La galerie Leica Paris présente une exposition sous forme d’une conversation photographique entre passé et présent, dialogue entre une grande figure de la photographie et un photographe de la nouvelle génération. Une leçon de mémoire et de persévérance, rappelant la responsabilité fondamentale du photojournalisme face à l’Histoire.
Deux générations, deux esthétiques, mais une éthique commune, celle de l’humanisme ancré dans le réel. Thomas Hoepker, figure de Magnum disparu en 2024, et le photojournaliste Edouard Elias engagent un dialogue posthume, où l’Histoire, la mémoire et la résilience humaine se rencontrent.
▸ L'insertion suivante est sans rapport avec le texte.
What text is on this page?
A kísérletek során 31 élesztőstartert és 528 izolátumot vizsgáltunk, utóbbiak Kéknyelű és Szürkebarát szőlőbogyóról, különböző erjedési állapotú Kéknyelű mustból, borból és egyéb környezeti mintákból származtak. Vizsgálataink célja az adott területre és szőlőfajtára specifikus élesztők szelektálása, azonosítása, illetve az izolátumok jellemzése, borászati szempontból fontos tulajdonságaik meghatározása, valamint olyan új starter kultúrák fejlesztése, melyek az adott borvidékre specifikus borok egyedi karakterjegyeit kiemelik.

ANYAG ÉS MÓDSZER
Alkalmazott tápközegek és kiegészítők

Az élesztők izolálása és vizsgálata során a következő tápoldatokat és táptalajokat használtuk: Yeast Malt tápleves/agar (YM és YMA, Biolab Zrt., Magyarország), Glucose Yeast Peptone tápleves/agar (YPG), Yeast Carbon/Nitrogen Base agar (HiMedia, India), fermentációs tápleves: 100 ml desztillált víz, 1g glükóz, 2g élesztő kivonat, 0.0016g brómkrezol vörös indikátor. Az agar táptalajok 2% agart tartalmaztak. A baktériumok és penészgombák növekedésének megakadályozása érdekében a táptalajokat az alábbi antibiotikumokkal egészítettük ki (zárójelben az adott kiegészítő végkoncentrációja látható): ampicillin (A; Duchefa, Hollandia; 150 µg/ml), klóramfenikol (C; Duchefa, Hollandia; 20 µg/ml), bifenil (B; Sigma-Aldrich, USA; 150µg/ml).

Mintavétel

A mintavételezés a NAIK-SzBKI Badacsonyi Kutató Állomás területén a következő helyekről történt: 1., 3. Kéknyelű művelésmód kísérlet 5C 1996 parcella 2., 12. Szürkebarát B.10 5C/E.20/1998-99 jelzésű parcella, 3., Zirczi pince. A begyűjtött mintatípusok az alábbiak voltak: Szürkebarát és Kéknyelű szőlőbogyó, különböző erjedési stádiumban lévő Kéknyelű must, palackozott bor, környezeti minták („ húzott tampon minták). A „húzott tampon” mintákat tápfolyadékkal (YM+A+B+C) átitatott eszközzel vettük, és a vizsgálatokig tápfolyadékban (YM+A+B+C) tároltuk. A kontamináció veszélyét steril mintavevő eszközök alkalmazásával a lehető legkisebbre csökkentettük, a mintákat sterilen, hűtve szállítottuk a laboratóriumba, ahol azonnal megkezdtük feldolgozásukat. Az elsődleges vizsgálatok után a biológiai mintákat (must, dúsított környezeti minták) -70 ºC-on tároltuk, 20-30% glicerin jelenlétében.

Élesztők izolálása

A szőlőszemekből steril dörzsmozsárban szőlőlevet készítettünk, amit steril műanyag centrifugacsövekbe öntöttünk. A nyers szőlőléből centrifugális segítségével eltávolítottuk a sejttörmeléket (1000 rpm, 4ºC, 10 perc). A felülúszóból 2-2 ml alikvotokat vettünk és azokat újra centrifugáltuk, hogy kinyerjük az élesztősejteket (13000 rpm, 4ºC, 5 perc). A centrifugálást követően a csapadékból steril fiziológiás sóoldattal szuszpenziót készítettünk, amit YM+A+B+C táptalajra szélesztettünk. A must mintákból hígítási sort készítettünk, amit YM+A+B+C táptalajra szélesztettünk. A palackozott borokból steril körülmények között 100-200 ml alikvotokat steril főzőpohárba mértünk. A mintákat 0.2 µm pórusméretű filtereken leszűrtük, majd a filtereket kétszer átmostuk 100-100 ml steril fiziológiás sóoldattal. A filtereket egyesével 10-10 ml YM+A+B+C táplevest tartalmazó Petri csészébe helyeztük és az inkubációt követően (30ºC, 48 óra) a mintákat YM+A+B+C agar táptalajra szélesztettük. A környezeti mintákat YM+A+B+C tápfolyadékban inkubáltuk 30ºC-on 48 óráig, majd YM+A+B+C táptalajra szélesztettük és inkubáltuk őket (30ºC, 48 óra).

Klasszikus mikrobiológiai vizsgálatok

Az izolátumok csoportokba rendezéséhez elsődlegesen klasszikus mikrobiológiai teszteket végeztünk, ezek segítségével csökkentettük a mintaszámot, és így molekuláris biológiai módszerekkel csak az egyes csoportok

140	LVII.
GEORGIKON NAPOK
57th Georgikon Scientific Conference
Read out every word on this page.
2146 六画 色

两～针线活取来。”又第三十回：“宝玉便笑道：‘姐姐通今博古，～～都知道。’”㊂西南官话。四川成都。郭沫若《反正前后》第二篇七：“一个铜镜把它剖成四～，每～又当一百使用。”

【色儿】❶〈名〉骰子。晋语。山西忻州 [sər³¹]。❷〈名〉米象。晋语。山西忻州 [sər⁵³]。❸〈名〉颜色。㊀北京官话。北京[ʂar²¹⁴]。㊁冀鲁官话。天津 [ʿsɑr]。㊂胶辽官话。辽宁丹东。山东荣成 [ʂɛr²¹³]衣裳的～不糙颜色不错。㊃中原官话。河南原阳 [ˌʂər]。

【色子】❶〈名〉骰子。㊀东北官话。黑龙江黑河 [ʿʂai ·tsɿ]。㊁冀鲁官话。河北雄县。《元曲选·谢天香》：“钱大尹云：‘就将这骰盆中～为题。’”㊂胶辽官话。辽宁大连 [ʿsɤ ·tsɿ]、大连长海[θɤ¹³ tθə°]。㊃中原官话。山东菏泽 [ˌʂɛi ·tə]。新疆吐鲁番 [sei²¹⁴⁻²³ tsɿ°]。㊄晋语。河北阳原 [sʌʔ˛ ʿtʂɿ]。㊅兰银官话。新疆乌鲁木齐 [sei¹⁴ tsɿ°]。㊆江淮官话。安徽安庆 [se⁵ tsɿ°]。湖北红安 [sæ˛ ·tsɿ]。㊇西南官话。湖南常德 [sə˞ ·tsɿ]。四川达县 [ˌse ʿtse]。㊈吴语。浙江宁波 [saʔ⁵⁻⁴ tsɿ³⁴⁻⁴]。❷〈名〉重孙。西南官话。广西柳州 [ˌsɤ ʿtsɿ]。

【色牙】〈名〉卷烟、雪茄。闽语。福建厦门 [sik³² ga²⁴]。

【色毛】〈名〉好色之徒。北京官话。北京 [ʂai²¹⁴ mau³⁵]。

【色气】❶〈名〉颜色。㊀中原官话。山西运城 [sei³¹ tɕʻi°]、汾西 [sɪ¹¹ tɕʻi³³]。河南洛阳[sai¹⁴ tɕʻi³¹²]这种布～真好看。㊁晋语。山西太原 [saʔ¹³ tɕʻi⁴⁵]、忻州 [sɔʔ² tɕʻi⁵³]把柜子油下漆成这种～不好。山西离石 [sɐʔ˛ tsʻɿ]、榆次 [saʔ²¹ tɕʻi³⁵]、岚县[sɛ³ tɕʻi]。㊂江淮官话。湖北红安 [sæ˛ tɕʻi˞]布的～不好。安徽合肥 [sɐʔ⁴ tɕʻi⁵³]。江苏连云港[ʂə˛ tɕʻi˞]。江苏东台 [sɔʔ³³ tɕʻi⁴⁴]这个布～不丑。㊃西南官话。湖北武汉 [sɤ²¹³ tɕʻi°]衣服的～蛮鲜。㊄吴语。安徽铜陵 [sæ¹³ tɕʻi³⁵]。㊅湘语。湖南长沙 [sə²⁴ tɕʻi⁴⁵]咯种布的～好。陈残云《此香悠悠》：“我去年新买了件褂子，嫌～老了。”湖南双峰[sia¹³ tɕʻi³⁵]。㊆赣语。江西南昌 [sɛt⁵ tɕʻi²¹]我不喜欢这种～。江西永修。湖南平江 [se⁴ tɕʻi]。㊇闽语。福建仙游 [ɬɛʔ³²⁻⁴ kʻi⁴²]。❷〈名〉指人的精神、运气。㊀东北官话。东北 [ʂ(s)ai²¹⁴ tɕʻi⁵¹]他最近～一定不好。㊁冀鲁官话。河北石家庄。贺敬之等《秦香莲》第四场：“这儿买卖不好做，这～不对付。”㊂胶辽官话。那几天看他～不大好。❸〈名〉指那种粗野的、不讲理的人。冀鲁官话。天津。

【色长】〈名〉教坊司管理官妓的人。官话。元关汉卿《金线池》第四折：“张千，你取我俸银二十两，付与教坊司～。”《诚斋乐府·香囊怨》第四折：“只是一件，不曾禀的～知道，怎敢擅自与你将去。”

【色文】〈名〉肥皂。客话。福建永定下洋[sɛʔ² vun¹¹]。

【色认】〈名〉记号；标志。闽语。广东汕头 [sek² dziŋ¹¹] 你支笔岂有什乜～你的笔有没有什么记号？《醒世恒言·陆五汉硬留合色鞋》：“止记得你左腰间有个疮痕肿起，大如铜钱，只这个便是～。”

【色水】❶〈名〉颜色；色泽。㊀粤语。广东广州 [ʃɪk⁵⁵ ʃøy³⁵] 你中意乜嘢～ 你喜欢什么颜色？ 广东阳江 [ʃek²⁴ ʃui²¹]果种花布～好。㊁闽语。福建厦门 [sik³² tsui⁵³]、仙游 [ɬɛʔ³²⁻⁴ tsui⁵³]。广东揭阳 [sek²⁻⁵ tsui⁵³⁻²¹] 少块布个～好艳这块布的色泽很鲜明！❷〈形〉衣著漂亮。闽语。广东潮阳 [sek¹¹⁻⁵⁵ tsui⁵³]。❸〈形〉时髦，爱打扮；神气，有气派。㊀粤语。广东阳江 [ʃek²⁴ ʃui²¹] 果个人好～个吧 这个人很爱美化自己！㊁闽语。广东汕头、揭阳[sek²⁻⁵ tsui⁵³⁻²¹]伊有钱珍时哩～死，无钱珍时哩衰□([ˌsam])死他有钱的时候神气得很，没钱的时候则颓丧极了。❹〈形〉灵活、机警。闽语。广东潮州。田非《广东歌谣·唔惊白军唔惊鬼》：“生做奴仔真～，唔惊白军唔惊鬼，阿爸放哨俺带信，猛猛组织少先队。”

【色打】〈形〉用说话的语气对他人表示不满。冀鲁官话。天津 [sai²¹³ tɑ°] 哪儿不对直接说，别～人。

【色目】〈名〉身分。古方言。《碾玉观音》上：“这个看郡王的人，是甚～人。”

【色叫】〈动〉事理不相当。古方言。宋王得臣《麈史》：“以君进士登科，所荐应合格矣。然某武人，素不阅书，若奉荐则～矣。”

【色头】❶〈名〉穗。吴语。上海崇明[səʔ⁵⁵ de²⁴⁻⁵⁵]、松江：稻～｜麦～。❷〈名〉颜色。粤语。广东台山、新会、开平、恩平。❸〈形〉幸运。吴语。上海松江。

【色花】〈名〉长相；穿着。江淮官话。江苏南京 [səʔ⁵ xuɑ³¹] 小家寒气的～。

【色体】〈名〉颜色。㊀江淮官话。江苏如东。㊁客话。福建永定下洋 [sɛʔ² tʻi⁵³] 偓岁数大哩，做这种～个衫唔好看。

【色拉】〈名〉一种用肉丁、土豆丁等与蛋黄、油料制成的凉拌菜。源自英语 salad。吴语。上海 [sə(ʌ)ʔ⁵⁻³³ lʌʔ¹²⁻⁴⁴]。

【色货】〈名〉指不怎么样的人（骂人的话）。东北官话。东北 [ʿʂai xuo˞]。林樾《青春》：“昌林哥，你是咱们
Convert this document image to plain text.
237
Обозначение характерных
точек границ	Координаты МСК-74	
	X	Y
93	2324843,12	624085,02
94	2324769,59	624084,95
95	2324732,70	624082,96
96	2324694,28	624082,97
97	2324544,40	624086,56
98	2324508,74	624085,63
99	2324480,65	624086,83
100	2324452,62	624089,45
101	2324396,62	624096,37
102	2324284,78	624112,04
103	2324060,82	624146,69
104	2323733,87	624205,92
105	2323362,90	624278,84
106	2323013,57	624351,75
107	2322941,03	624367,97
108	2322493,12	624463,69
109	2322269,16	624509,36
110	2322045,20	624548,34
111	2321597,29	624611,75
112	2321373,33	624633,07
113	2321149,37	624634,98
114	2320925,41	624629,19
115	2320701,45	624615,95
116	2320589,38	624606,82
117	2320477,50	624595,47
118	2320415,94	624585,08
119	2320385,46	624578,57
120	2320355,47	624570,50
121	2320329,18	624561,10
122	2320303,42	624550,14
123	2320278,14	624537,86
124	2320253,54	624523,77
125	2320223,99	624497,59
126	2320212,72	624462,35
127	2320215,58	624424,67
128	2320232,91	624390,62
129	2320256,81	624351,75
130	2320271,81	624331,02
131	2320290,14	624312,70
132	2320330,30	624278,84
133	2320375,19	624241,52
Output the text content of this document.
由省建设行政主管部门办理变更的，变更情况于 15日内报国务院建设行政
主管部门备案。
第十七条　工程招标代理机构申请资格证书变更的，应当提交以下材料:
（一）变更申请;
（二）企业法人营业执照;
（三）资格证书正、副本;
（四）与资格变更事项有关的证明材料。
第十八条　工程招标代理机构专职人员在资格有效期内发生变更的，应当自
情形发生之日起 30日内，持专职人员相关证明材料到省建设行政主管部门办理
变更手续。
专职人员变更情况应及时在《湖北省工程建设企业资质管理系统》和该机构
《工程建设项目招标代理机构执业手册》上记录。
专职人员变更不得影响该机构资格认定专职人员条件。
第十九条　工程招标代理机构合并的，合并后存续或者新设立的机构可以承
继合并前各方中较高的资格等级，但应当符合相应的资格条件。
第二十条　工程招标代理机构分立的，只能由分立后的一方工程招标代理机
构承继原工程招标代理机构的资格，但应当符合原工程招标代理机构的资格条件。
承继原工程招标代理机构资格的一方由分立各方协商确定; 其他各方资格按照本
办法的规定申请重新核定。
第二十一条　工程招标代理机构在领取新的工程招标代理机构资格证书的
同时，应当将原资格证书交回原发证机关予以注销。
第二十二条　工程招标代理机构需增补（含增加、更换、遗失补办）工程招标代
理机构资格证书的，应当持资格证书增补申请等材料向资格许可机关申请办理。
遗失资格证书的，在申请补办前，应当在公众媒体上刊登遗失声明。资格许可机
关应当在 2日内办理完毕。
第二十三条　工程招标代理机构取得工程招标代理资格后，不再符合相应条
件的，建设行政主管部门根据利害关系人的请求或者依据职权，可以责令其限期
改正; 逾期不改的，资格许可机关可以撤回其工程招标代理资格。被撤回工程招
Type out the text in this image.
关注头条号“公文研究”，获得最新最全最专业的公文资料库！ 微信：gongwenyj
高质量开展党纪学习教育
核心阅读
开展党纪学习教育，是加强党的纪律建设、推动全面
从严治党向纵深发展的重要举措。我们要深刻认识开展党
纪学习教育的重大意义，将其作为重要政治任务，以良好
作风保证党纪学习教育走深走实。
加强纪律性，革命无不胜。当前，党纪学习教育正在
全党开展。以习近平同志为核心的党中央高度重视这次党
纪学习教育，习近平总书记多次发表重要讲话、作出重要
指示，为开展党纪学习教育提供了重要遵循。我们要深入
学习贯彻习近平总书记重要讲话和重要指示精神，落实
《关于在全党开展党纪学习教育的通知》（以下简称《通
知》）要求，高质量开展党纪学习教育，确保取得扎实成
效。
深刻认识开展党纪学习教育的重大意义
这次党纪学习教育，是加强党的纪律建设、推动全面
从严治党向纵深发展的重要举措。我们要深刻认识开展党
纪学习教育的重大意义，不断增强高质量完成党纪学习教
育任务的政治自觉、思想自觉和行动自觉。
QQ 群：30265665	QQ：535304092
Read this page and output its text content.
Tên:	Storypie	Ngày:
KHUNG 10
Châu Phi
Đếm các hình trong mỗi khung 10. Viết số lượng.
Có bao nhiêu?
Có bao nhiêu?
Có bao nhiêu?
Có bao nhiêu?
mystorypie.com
Ces deux hommes incarnent une approche du photojournalisme où l’image est à la fois un acte de témoignage et un porteur de parole humaine. S’ils se distinguent par leur parcours et leur style, ils partagent le même refus du sensationnalisme et la même éthique du regard : montrer sans juger, rendre visible sans trahir. Thomas Hoepker, témoin des grands faits de l’histoire contemporaine, a toujours adopté une posture de pudeur distanciée. Il a documenté les événements pour mieux en révéler les contradictions humaines, privilégiant une certaine prise de recul avec la réalité.
Edouard Elias, quant à lui, est dans une logique de témoignage immersif. Profondément marqué par sa propre captivité dans les geôles syriennes en 2012, il œuvre au plus proche des victimes et des populations civiles. Son approche est celle du ressenti qui permet de mieux raconter, favorisant les sujets au long cours et une écriture photographique puissante et réfléchie. Ce dialogue se matérialise à travers une sélection d’archives de Thomas Hoepker issues de la collection Leica proposées à Edouard Elias, les images se répondant pour créer une conversation au delà du temps et de l’espace. Trois photos emblématiques du 11 septembre à New York signés Hoepker résonnent avec les photographies prises par Elias en Syrie, jouant sur le noir et blanc et la couleur. Une autre correspondance saisissante est établie entre une image montrant des enfants jouant sur un mur à Berlin sur fond d’immeubles bombardés pendant la Seconde Guerre mondiale, et une autre d’Elias réalisé à Homs en Syrie. Dans les deux œuvres s’inscrit le cycle de la destruction et de la vie qui persiste malgré tout. En plus de ces rapprochements, Edouard Elias a choisi d’intégrer une toute nouvelle série baptisée « Syrie – Year 0 ». Réalisée en janvier 2025 après la chute du régime de Bachar Al-Assad, ce travail marque le retour du photojournaliste dans un pays en quête de vérité.
Il y arpente les décombres et les lieux de détention, des espaces hantés par les fantômes des victimes. L’auteur s’est concentré sur les traces du régime, les plaies béantes inscrites dans la pierre. Ce sont des « ruines statufiées », des totems monstrueux d’une guerre qui ne finit pas, révélant une architecture de la destruction à la fois physique et psychologique. Au milieu de ces vestiges, les civils poursuivent inlassablement leur quête : retrouver les membres d’une famille à jamais amputée.
Edouard Elias à propos de Thomas Hoepker:
« Il existe une élégance dans la photographie de Thomas Hoepker. Dans ses cadres, un sujet, à un moment qui peut sembler anodin de sa vie, des jeux d’enfants, une simple discussion d’amis, des personnes âgées dans un décors urbain. Mais lorsque nos yeux s’intéressent à l’arrière-plan, nous découvrons le mur de Berlin, l’horreur des attentats du 11 septembre ou bien cette simple inscription « IL DUCE » (surnom de Mussolini) en Italie. Pour Thomas, la vie ne semble s’inscrire que dans le contexte de la grande histoire. La photographie, comme l’écriture, repose sur un vocabulaire. Plus ce vocabulaire est riche, plus on peut en jouer, en détourner les règles, en inventer de nouvelles. Cette culture visuelle faite de lectures, d’héritages, de gestes techniques, permet de naviguer entre différents registres : du documentaire au symbolique, du factuel à l’allusif, de l’actualité au rappel de la répétition historique en brouillant l’espace et le temps. »
« En conversation : un dialogue photographique entre Thomas Hoepker et Edouard Elias »
Galerie Leica Paris jusqu’au 22 novembre 2025.